US Debt to UN Reaches Record High

The debt owed by the United States to the United Nations has reached a record high of 2.33 billion U.S. dollars as of July 31, a UN spokesman said Tuesday.

Spokesman Fred Eckhard told a briefing that "the United States, the biggest debtor, now owes more than 2.33 billion dollars, including more than 462 million for the regular budget and more than 1.8 billion for peacekeeping debt."

Member states owe the United Nations a total of 4.295 billion dollars in unpaid contributions, four-fifths of it to the peacekeeping account, according to the spokesman.

Last week, the U.N. said its cash flow was "extremely precarious," and it would be forced to cross-borrow from the peacekeeping account to pay staff salaries this month.

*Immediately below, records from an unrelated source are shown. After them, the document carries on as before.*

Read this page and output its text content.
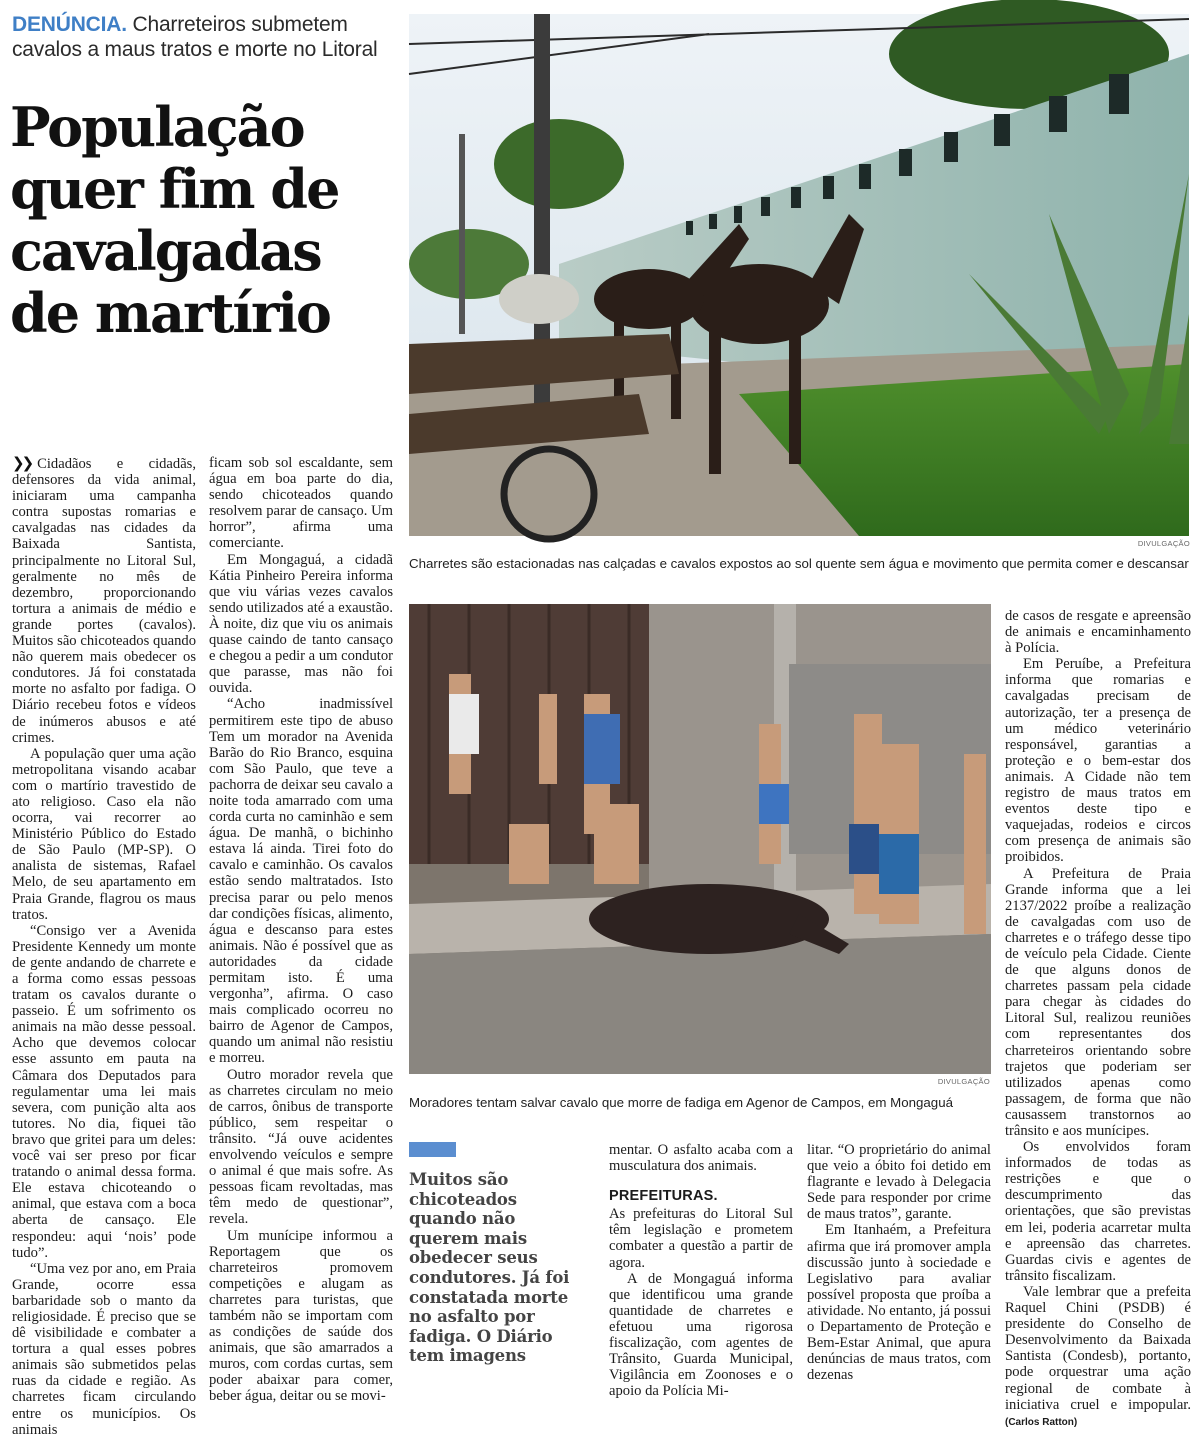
DENÚNCIA. Charreteiros submetem cavalos a maus tratos e morte no Litoral
População quer fim de cavalgadas de martírio
DIVULGAÇÃO
Charretes são estacionadas nas calçadas e cavalos expostos ao sol quente sem água e movimento que permita comer e descansar
DIVULGAÇÃO
Moradores tentam salvar cavalo que morre de fadiga em Agenor de Campos, em Mongaguá
Muitos são chicoteados quando não querem mais obedecer seus condutores. Já foi constatada morte no asfalto por fadiga. O Diário tem imagens

❯❯ Cidadãos e cidadãs, defensores da vida animal, iniciaram uma campanha contra supostas romarias e cavalgadas nas cidades da Baixada Santista, principalmente no Litoral Sul, geralmente no mês de dezembro, proporcionando tortura a animais de médio e grande portes (cavalos). Muitos são chicoteados quando não querem mais obedecer os condutores. Já foi constatada morte no asfalto por fadiga. O Diário recebeu fotos e vídeos de inúmeros abusos e até crimes.

A população quer uma ação metropolitana visando acabar com o martírio travestido de ato religioso. Caso ela não ocorra, vai recorrer ao Ministério Público do Estado de São Paulo (MP-SP). O analista de sistemas, Rafael Melo, de seu apartamento em Praia Grande, flagrou os maus tratos.

“Consigo ver a Avenida Presidente Kennedy um monte de gente andando de charrete e a forma como essas pessoas tratam os cavalos durante o passeio. É um sofrimento os animais na mão desse pessoal. Acho que devemos colocar esse assunto em pauta na Câmara dos Deputados para regulamentar uma lei mais severa, com punição alta aos tutores. No dia, fiquei tão bravo que gritei para um deles: você vai ser preso por ficar tratando o animal dessa forma. Ele estava chicoteando o animal, que estava com a boca aberta de cansaço. Ele respondeu: aqui ‘nois’ pode tudo”.

“Uma vez por ano, em Praia Grande, ocorre essa barbaridade sob o manto da religiosidade. É preciso que se dê visibilidade e combater a tortura a qual esses pobres animais são submetidos pelas ruas da cidade e região. As charretes ficam circulando entre os municípios. Os animais

ficam sob sol escaldante, sem água em boa parte do dia, sendo chicoteados quando resolvem parar de cansaço. Um horror”, afirma uma comerciante.

Em Mongaguá, a cidadã Kátia Pinheiro Pereira informa que viu várias vezes cavalos sendo utilizados até a exaustão. À noite, diz que viu os animais quase caindo de tanto cansaço e chegou a pedir a um condutor que parasse, mas não foi ouvida.

“Acho inadmissível permitirem este tipo de abuso Tem um morador na Avenida Barão do Rio Branco, esquina com São Paulo, que teve a pachorra de deixar seu cavalo a noite toda amarrado com uma corda curta no caminhão e sem água. De manhã, o bichinho estava lá ainda. Tirei foto do cavalo e caminhão. Os cavalos estão sendo maltratados. Isto precisa parar ou pelo menos dar condições físicas, alimento, água e descanso para estes animais. Não é possível que as autoridades da cidade permitam isto. É uma vergonha”, afirma. O caso mais complicado ocorreu no bairro de Agenor de Campos, quando um animal não resistiu e morreu.

Outro morador revela que as charretes circulam no meio de carros, ônibus de transporte público, sem respeitar o trânsito. “Já ouve acidentes envolvendo veículos e sempre o animal é que mais sofre. As pessoas ficam revoltadas, mas têm medo de questionar”, revela.

Um munícipe informou a Reportagem que os charreteiros promovem competições e alugam as charretes para turistas, que também não se importam com as condições de saúde dos animais, que são amarrados a muros, com cordas curtas, sem poder abaixar para comer, beber água, deitar ou se movi-

mentar. O asfalto acaba com a musculatura dos animais.

PREFEITURAS.

As prefeituras do Litoral Sul têm legislação e prometem combater a questão a partir de agora.

A de Mongaguá informa que identificou uma grande quantidade de charretes e efetuou uma rigorosa fiscalização, com agentes de Trânsito, Guarda Municipal, Vigilância em Zoonoses e o apoio da Polícia Mi-

litar. “O proprietário do animal que veio a óbito foi detido em flagrante e levado à Delegacia Sede para responder por crime de maus tratos”, garante.

Em Itanhaém, a Prefeitura afirma que irá promover ampla discussão junto à sociedade e Legislativo para avaliar possível proposta que proíba a atividade. No entanto, já possui o Departamento de Proteção e Bem-Estar Animal, que apura denúncias de maus tratos, com dezenas

de casos de resgate e apreensão de animais e encaminhamento à Polícia.

Em Peruíbe, a Prefeitura informa que romarias e cavalgadas precisam de autorização, ter a presença de um médico veterinário responsável, garantias a proteção e o bem-estar dos animais. A Cidade não tem registro de maus tratos em eventos deste tipo e vaquejadas, rodeios e circos com presença de animais são proibidos.

A Prefeitura de Praia Grande informa que a lei 2137/2022 proíbe a realização de cavalgadas com uso de charretes e o tráfego desse tipo de veículo pela Cidade. Ciente de que alguns donos de charretes passam pela cidade para chegar às cidades do Litoral Sul, realizou reuniões com representantes dos charreteiros orientando sobre trajetos que poderiam ser utilizados apenas como passagem, de forma que não causassem transtornos ao trânsito e aos munícipes.

Os envolvidos foram informados de todas as restrições e que o descumprimento das orientações, que são previstas em lei, poderia acarretar multa e apreensão das charretes. Guardas civis e agentes de trânsito fiscalizam.

Vale lembrar que a prefeita Raquel Chini (PSDB) é presidente do Conselho de Desenvolvimento da Baixada Santista (Condesb), portanto, pode orquestrar uma ação regional de combate à iniciativa cruel e impopular. (Carlos Ratton)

Leaders of the Republican Party in the U.S. congress have threatened to hold up payment of 582 million dollars in arrears, which they agreed in last December to deliver to the U.N. by the end of this year, seeking to attach the funds to a bill that bars American cooperation with a new International Criminal Court.

The 189-member U.N. General Assembly agreed last December to cut the U.S. share of the annual U.N. administrative budget to 22 percent from 25 percent and its share of the peacekeeping budget to 25 percent from 31 percent in several years.

In return, Washington, under a deal arranged by former U.S. ambassador to the U.N. Richard Holbrooke, was to keep up its payments and release the 582 million dollars in arrears.